Martin Tielli

By Peter Hemminger

It’s time to face facts: I’m just an awkward white boy at heart. Despite efforts to expand in funkier directions, to shake it like that proverbial Polaroid picture, my album of the year once again resides in the realm of rock and roll.

At least, on the fringe of rock and roll.

Martin Tielli has never been one to be easily classified. He’s rock in the same sense that Queen is rock, or that Outkast is hip hop. It’s just the easy label.

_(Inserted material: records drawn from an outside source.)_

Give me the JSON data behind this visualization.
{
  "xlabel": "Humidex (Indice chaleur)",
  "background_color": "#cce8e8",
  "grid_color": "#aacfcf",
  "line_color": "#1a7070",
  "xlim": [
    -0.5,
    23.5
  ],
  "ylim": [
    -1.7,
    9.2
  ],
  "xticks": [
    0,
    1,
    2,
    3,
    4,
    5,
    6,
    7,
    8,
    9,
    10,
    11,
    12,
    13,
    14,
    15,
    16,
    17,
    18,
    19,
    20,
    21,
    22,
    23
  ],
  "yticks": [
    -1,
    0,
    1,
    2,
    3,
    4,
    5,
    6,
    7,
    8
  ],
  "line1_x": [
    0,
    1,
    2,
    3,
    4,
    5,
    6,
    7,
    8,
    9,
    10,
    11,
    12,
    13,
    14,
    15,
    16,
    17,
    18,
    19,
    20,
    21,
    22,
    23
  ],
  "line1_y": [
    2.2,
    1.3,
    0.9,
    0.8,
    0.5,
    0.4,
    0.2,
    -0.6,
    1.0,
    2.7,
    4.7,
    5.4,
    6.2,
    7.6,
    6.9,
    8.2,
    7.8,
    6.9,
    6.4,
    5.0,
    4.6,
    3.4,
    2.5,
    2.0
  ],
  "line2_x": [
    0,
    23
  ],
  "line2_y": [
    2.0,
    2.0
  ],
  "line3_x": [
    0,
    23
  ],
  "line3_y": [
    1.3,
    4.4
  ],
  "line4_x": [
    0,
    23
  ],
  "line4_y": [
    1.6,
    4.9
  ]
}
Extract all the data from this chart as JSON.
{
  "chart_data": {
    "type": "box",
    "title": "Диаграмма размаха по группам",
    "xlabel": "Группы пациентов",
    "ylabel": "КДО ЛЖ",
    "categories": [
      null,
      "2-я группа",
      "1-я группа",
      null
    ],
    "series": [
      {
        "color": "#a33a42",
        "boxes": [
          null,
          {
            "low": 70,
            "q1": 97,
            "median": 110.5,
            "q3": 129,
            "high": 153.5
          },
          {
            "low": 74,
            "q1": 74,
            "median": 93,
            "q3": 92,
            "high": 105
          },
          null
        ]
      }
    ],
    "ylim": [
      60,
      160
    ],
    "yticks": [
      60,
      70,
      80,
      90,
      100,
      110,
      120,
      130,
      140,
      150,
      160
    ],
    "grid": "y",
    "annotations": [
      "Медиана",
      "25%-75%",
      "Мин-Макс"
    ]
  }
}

The first words on Operation Infinite Joy are "I hate you all," and while it isn’t the harshest opening to a pop album this year, it is a call to attention. What follows is one of the most theatrical, creative and, dare I say it, splendiferous albums to emerge in years. It’s more focused than his works with the Rheostatics, richer than its darker but equally wonderful acoustic predecessor We Never Suspected He Was The Poppy Salesman, and far more accessible than his work as Nick Buzz. All of which make it an ideal entry point to Tielli’s superb catalog.

The unconventional voice, impressionist lyrics and occasionally flamboyant guitar work may not make for the easiest first listen, and it could take a few tries to become fully immersed, but it’s time well spent. From piano stomps to gospel romps to gothic choirs, there’s a magic to Tielli’s music that’s nearly impossible to find elsewhere.